Sahara conflict costs Algeria $ 600,000 million

The closer links being woven between the Polisario separatists and militants of Al Qaeda in the Islamic Maghreb (AQIM) are a source of growing concern in the Canary Islands.
Spanish and Western intelligence services had already warned Madrid about this threat, prompting the government to repatriate on July 28 all Spanish aid workers from the Tindouf camps.
The Western Sahara conflict that can not be dissociated from the security situation in the region costs Algeria a whopping $600,000 million, or the equivalent of the deficit scored by the Algerian oil company Sonatrach, reported the Canary Islands based daily “El Dia”.
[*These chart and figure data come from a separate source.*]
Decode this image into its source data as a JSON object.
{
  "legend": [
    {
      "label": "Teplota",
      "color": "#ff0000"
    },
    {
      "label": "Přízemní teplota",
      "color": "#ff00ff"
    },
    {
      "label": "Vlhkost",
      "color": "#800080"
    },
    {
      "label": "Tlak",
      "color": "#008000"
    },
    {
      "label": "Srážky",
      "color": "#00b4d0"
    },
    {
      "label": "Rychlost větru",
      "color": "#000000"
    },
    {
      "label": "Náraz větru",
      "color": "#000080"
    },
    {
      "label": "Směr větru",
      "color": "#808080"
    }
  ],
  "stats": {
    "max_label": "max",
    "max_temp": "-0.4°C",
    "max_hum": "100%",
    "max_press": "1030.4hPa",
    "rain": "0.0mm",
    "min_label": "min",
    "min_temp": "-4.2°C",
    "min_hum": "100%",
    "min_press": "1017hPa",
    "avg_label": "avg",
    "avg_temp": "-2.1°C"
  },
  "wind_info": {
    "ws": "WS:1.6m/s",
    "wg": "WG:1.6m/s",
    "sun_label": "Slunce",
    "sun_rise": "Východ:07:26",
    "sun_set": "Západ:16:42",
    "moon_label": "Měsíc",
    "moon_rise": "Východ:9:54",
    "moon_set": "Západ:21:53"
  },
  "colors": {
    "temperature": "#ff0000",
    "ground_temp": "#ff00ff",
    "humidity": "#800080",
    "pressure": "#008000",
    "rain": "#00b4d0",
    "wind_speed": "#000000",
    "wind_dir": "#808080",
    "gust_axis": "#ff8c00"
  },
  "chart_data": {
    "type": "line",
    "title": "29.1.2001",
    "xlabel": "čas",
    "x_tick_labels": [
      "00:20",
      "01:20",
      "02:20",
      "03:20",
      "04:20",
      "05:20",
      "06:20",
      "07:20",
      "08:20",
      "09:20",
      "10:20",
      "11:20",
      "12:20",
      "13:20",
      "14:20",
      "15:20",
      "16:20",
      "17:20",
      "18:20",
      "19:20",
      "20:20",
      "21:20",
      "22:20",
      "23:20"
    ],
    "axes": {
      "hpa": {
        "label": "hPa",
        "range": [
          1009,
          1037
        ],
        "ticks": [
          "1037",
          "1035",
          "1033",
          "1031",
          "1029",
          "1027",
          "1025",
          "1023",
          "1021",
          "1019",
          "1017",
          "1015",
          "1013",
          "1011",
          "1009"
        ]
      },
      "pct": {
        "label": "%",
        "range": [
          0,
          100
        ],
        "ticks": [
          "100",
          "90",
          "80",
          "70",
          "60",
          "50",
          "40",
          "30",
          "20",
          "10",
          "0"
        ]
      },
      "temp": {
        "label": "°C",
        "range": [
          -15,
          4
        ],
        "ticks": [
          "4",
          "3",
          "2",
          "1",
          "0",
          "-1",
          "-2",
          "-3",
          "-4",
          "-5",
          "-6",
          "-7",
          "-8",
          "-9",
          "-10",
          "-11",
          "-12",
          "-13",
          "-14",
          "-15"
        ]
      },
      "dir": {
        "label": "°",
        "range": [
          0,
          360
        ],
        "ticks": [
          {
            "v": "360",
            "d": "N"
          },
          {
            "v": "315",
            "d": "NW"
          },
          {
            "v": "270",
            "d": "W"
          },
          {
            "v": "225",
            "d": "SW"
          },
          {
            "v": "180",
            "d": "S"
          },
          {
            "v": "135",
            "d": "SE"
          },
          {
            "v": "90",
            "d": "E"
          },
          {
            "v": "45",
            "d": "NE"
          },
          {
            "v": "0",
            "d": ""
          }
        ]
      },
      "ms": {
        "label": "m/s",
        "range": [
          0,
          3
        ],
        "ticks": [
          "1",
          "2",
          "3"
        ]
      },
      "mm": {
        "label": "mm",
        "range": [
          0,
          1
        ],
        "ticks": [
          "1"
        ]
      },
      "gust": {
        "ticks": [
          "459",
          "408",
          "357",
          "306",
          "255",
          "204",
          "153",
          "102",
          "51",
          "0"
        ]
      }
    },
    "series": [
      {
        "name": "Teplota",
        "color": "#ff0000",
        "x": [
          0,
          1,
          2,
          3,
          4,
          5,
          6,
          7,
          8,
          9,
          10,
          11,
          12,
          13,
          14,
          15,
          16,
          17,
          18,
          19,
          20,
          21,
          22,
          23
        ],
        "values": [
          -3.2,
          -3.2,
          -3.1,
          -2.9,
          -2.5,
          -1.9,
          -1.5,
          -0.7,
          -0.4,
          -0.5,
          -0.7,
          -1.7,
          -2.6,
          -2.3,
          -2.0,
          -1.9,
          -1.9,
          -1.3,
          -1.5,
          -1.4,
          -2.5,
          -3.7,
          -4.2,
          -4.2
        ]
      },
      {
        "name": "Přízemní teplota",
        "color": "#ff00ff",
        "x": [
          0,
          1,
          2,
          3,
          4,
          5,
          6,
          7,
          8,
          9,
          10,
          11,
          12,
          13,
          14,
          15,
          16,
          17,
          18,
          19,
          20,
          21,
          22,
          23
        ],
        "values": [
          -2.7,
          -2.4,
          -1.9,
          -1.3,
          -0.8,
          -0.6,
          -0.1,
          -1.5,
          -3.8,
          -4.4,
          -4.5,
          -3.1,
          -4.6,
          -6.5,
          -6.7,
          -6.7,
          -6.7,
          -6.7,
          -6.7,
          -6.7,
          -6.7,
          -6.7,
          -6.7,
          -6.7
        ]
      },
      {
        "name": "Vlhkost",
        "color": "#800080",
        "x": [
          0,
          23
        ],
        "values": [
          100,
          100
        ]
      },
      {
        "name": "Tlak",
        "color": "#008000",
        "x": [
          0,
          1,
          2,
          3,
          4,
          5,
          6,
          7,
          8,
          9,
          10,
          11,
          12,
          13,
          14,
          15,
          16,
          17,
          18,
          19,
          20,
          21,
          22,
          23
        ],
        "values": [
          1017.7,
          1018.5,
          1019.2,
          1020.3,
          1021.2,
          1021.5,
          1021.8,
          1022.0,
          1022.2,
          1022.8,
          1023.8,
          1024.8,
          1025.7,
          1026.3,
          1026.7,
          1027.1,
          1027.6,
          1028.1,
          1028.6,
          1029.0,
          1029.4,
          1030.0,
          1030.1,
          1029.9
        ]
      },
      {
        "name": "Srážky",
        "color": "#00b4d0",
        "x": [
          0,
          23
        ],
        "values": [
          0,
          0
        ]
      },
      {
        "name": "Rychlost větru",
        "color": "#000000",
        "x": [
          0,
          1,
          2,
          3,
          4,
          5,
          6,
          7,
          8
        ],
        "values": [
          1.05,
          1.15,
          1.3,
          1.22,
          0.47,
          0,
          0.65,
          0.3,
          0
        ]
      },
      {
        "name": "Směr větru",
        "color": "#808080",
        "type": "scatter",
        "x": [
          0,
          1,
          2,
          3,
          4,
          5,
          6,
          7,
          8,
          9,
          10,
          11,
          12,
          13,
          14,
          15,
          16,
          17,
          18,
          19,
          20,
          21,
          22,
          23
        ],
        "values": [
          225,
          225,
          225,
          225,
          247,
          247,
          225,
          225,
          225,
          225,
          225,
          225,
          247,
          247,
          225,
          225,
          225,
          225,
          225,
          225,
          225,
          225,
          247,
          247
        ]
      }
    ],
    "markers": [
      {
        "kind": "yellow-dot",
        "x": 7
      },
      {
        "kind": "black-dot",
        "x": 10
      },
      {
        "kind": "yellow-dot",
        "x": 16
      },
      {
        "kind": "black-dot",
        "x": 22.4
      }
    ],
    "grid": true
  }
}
In a recent story published by the daily under the title “Growing Terrorism in Tindouf”, Spanish journalist Ramon Moreno wrote that “there is not the slightest doubt as to Algeria’s involvement in everything happening in the Maghreb and the Sahel.”
The strategy of the Algerian armed forces, which actually hold power in the country and this since the days of Ben Bella, has always been based on “exporting their internal problems beyond their own borders,” the journalist noted.

In his story, Ramon Moreno pondered on the links between AQIM and the Polisario and warned Spanish authorities about the expansion of the phenomenon of terrorism in the Tindouf camps. He underscored the documented links existing between the Polisario and AQIM in the Sahel, saying however that the extent of collusion between the two movements deserves to be identified and addressed more accurately.
Ramon Moreno recalled in this connection that the Polisario leadership had recently recognized officially the presence of Sahrawi activists in the ranks of AQIM terrorist groups in northern Mali.
The Polisario Defense Minister in person had recognized that a first group of Polisario fighters had joined AQIM, while a second group, made up of 14 elements, had rallied the Movement for Unity and Jihad in West Africa (MUJAO), the journalist wrote.
Referring to investigations conducted after three European humanitarian workers were kidnapped in Tindouf with the connivance of the Polisario, Ramon Moreno noted that many indicators show the existence of an increasing collaboration between the Polisario and jihadist groups in the Sahel, with a high probability of exchange of information and guidance.